Not every smoker who comes into a primary-care clinic is going to want to quit, but many are open to cutting down. UW-CTRI’s primary research study, Breaking Addiction to Tobacco for Health (BREATHE), has a project designed specifically to motivate patients who aren’t ready to quit smoking but are open to reducing it. BREATHE Project 2 (part of the NCI-funded UW-CTRI P01 grant), led by UW-CTRI Researcher Dr. Jessica Cook (left), tests four different intervention components to see which best helps smokers who are not yet ready to quit:
- Behavioral Reduction Counseling. In this treatment, BREATHE counselors work with study participants to learn strategies, like delaying having a cigarette, which can help them gain control of their smoking. While practicing these new strategies, participants work with their counselor toward a goal of cutting their smoking in half.
- Behavioral Activation Counseling. This treatment encourages participants to engage more frequently in important parts of their lives. The idea behind this treatment is that increasing engagement in pleasurable or meaningful activities that are incompatible with smoking might make it easier to cut down and to even quit someday. For example, a patient may find that exercising, spending more quality time with family, or increasing meaningful engagement in hobbies might make it easier to cut down.

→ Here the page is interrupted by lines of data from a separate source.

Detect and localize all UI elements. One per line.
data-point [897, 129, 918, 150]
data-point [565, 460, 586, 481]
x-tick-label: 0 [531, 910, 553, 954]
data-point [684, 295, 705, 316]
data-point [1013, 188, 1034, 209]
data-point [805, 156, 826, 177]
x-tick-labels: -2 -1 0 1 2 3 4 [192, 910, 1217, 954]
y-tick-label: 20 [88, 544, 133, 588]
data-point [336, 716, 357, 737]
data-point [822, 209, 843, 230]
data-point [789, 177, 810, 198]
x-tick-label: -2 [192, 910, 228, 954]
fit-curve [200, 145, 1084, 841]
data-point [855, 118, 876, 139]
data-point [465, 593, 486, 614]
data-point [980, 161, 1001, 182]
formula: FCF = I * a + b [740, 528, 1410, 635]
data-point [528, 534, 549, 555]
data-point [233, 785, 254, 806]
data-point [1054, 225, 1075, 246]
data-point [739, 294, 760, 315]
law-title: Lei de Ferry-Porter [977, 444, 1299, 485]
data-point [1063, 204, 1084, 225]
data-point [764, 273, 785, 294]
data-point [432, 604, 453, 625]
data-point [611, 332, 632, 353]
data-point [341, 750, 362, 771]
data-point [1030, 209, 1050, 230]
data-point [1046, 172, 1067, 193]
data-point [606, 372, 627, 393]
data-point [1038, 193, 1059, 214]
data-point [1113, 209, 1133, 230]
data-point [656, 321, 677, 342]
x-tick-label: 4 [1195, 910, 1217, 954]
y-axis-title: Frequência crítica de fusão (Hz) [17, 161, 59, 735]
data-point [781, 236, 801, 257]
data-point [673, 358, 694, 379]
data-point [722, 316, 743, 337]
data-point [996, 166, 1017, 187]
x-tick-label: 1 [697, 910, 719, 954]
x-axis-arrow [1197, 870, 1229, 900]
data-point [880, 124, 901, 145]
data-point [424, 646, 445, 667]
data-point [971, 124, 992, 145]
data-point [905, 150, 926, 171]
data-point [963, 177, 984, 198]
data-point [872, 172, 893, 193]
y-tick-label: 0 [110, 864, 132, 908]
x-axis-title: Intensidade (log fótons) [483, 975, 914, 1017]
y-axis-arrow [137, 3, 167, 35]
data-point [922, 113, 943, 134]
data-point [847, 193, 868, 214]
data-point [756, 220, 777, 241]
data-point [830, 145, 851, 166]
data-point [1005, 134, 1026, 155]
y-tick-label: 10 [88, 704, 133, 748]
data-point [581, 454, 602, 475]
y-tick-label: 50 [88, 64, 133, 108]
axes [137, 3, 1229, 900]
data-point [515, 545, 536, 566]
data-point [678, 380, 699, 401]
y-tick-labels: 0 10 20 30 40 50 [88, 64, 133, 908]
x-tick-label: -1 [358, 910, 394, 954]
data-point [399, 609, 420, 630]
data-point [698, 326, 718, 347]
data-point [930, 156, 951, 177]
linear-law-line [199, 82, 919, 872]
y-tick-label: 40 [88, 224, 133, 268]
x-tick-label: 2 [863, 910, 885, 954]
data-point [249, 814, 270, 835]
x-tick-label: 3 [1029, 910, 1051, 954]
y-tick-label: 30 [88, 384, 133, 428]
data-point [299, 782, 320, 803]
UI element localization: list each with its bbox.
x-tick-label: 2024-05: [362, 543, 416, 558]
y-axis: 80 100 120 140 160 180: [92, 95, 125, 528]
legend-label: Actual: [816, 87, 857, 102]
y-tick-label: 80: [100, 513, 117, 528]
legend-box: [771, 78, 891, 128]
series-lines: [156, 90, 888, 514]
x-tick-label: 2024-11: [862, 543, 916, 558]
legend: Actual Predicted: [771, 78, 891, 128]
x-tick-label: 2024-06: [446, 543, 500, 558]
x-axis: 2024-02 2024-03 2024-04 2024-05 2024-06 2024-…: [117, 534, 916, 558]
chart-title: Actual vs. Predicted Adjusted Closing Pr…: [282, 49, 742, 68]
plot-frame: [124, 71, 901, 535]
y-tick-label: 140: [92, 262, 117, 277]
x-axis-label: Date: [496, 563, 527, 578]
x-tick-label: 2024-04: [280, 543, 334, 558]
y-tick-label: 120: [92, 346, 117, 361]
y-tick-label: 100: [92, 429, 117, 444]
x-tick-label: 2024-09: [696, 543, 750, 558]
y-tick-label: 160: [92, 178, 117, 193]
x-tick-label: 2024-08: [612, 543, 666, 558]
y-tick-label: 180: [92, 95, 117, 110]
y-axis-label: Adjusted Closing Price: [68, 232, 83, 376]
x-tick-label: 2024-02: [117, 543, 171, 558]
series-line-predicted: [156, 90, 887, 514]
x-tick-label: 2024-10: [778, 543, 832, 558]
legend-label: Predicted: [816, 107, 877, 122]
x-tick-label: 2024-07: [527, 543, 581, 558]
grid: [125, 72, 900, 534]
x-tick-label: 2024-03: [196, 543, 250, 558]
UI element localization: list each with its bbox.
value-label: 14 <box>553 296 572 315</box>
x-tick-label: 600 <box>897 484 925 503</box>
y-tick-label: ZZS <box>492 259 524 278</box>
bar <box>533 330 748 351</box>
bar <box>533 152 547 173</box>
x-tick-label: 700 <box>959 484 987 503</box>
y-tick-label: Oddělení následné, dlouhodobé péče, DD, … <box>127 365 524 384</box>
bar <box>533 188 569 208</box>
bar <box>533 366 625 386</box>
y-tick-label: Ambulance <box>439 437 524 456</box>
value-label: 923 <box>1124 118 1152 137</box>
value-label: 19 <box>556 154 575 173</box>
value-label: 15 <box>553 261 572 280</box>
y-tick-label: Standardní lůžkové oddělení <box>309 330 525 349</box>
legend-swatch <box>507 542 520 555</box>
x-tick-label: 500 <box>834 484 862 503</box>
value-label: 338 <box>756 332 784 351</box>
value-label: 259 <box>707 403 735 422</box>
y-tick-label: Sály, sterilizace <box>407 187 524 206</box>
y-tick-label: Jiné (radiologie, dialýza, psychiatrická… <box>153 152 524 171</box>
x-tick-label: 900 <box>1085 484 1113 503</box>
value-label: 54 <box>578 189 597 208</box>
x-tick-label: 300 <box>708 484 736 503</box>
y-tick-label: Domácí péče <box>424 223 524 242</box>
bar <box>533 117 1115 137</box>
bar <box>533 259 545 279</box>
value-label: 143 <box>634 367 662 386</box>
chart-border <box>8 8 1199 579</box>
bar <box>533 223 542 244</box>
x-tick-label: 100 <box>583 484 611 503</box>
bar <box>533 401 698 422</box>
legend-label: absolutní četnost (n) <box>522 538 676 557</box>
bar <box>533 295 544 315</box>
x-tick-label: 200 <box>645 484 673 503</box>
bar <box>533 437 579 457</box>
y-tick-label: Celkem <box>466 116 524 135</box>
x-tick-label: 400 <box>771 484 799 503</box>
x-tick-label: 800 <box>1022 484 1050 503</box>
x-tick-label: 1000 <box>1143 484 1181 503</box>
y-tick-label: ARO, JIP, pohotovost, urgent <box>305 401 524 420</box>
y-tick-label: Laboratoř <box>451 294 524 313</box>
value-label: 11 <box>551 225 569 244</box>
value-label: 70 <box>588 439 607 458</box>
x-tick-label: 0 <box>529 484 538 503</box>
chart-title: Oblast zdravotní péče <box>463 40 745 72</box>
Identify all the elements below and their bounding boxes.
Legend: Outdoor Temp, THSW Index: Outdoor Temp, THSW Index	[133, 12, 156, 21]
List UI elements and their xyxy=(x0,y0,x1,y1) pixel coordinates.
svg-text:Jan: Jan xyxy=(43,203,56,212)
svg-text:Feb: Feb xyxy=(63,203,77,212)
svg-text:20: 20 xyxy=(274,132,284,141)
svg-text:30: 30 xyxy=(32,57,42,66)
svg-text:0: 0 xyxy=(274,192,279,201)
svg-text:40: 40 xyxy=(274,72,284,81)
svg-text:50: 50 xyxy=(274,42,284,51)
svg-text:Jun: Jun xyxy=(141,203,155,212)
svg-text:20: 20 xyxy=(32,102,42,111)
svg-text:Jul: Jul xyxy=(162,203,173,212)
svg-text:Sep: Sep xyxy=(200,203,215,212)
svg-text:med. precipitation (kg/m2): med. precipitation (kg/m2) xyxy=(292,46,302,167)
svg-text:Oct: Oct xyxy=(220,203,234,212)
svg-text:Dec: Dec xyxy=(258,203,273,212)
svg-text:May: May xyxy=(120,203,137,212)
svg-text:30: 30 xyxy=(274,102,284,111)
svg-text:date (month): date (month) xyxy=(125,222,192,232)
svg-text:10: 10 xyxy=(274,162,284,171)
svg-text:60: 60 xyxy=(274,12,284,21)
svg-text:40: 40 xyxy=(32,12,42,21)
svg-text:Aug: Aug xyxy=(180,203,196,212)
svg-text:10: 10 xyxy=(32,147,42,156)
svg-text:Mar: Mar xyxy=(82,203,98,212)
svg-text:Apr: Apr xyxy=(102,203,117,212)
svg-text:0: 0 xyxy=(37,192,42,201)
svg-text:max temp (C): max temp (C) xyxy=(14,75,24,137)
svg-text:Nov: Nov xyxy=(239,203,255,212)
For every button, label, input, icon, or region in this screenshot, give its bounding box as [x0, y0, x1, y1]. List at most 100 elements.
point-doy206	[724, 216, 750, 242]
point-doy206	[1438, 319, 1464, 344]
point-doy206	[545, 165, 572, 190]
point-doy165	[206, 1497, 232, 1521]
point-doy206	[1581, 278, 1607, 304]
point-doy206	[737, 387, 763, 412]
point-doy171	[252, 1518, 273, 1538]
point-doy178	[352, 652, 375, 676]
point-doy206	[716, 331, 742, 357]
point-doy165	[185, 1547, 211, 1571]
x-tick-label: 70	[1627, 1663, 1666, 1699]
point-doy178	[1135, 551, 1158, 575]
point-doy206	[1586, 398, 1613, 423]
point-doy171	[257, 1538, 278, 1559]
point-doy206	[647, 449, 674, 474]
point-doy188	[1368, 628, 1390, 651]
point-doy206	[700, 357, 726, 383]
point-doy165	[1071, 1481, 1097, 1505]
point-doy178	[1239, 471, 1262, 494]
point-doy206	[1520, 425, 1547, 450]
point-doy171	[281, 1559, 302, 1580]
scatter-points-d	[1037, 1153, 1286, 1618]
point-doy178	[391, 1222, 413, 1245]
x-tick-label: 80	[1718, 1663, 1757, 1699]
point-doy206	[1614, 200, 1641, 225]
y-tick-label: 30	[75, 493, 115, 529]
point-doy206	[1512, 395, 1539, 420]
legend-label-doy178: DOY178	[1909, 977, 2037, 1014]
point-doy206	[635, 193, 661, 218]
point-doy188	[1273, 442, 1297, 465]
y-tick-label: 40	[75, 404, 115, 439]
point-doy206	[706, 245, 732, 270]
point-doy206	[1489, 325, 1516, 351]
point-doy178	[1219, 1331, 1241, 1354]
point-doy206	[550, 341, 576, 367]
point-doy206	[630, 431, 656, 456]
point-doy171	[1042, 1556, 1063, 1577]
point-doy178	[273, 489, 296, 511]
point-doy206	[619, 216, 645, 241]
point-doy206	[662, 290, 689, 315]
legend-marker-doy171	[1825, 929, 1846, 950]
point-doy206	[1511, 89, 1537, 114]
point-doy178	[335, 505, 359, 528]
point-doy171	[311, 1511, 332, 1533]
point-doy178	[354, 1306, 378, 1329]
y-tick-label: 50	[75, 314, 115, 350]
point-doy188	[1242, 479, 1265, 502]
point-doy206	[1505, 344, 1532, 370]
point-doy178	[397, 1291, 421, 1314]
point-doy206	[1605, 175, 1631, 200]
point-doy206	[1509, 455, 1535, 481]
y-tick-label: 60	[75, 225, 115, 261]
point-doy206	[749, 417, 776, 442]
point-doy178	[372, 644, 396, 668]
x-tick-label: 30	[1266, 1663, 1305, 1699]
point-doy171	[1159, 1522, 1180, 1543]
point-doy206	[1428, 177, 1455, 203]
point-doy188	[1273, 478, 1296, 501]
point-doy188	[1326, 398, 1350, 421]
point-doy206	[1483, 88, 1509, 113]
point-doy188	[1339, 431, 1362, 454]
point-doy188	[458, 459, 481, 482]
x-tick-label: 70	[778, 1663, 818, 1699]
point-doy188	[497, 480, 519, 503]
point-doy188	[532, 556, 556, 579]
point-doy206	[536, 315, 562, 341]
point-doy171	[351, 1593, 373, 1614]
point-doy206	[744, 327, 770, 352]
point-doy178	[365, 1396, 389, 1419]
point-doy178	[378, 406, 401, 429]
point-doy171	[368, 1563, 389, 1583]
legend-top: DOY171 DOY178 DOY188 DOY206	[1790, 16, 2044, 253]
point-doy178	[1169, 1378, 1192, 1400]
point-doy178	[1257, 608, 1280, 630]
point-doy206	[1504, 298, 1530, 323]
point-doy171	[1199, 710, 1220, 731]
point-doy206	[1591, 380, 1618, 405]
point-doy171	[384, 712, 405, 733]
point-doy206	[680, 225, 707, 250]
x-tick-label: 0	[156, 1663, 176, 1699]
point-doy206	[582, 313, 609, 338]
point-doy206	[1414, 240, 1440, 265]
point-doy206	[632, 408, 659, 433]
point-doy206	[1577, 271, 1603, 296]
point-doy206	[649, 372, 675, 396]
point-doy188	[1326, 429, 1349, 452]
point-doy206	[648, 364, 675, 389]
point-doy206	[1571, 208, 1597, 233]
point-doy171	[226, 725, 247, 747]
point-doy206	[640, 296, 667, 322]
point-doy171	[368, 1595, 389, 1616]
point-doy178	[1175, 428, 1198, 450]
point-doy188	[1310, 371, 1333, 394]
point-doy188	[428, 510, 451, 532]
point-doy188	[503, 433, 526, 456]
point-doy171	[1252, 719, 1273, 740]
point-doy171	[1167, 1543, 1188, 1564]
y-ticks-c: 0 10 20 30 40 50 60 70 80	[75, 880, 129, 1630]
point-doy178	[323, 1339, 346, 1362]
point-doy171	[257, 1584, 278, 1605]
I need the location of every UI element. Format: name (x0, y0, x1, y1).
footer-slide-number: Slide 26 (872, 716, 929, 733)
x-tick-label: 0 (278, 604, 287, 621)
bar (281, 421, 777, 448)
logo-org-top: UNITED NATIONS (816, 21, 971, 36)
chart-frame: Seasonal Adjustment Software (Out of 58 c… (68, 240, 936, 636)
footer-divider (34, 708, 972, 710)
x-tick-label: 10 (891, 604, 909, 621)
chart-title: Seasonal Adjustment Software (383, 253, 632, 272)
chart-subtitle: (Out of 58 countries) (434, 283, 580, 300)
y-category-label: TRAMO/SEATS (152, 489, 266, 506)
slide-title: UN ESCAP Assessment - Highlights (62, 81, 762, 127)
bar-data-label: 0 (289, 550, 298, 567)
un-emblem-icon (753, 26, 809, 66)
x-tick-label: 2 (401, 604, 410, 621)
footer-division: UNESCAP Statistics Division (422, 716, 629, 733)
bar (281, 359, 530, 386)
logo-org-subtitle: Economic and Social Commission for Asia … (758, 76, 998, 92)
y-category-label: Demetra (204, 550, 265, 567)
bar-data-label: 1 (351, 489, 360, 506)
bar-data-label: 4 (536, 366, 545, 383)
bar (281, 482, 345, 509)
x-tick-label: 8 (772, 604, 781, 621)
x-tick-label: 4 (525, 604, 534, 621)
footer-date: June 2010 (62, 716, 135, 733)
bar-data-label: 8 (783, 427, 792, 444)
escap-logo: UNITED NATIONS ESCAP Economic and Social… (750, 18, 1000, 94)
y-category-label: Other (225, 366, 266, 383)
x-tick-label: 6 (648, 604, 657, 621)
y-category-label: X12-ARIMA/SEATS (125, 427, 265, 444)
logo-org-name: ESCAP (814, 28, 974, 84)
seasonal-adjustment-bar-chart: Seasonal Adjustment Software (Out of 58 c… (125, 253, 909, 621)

- 5Rs Motivation Counseling. This treatment helps participants think about the Reasons, Risks, Rewards, and Roadblocks of cutting down on their smoking. This discussion is Repeated during a 1-year period.
- Nicotine mini-lozenges.
BREATHE Project 2 tests each of the four treatments by themselves or in any combination with the others, for a total of 16 different combinations. This is called a factorial design. Researchers hope to learn whether cutting down on smoking reduces nicotine dependence or withdrawal symptoms, and thereby makes it easier to quit smoking entirely.
It is also possible that cutting down will boost smokers’ self-confidence in their ability to quit. This could increase the likelihood of eventually making a quit attempt.
Patients will participate in Project 2 for about one year, and the project will run throughout the life cycle of the BREATHE study as new patients are recruited. An over-arching goal of BREATHE is to establish a highly effective treatment for all smokers, regardless of readiness to quit, one that can be implemented in any primary-care setting.